Journal of Web Semantics ( IF 2.1 ) Pub Date : 2018-10-26 , DOI: 10.1016/j.websem.2018.09.005 Zhangquan Zhou , Guilin Qi , Birte Glimm
Materialization is an important reasoning service for many ontology-based applications, but the rapid growth of semantic data poses the challenge to efficiently perform materialization on large-scale ontologies. Parallel materialization algorithms work well for some ontologies, although the reasoning problem for the used ontology language is not in NC, i.e., the theoretical complexity class for parallel tractability. This motivates us to study the problem of parallel tractability of ontology materialization from a theoretical perspective. We focus on the datalog rewritable ontology languages DL-Lite and Description Horn Logic (DHL) and propose algorithms, called NC algorithms, to identify classes of ontologies for which materialization is tractable in parallel.
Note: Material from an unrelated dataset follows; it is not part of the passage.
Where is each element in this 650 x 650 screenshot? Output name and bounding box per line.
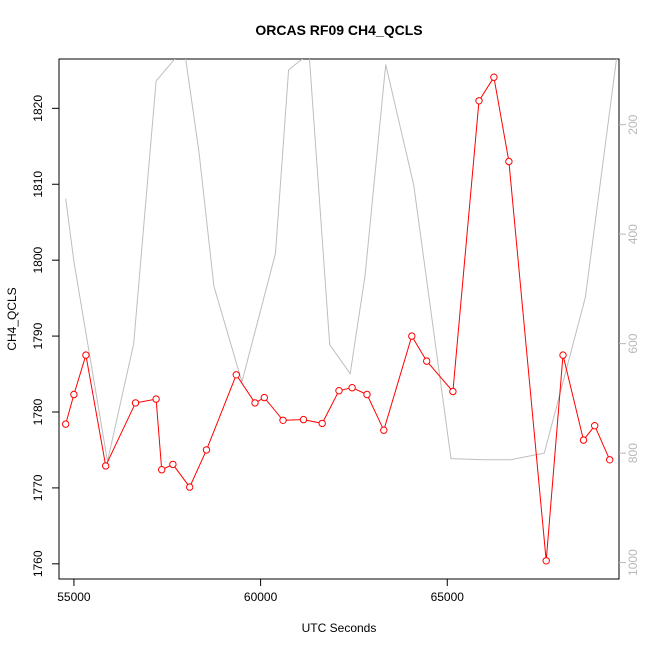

To verify the practical usability of the above results, we analyze different benchmarks and real-world datasets, including LUBM and the YAGO ontology, and show that for many ontologies expressed in DHL materialization is tractable in parallel. The implementation of our optimized parallel algorithm shows performance improvements over the highly optimized state-of-the-art reasoner RDFox on ontologies for which materialization is tractable in parallel.
中文翻译:
本体实现的并行可处理性:技术和实践
物化是许多基于本体的应用程序的重要推理服务,但是语义数据的快速增长提出了在大规模本体上有效执行物化的挑战。尽管所用本体语言的推理问题不在NC中,即并行可处理性的理论复杂度类别,但并行实现算法在某些本体上仍能很好地工作。这促使我们从理论的角度研究本体实现的并行可处理性问题。我们专注于数据记录可重写本体语言DL-Lite和描述喇叭逻辑(DHL),并提出了称为NC的算法算法,以识别可并行实现的本体类别。为了验证上述结果的实际可用性,我们分析了不同的基准和现实世界的数据集,包括LUBM和YAGO本体,并表明对于DHL实现而言,许多本体可并行处理。我们优化的并行算法的实现显示了在本体上可并行处理的高度优化的最新推理机RDFox的性能提升。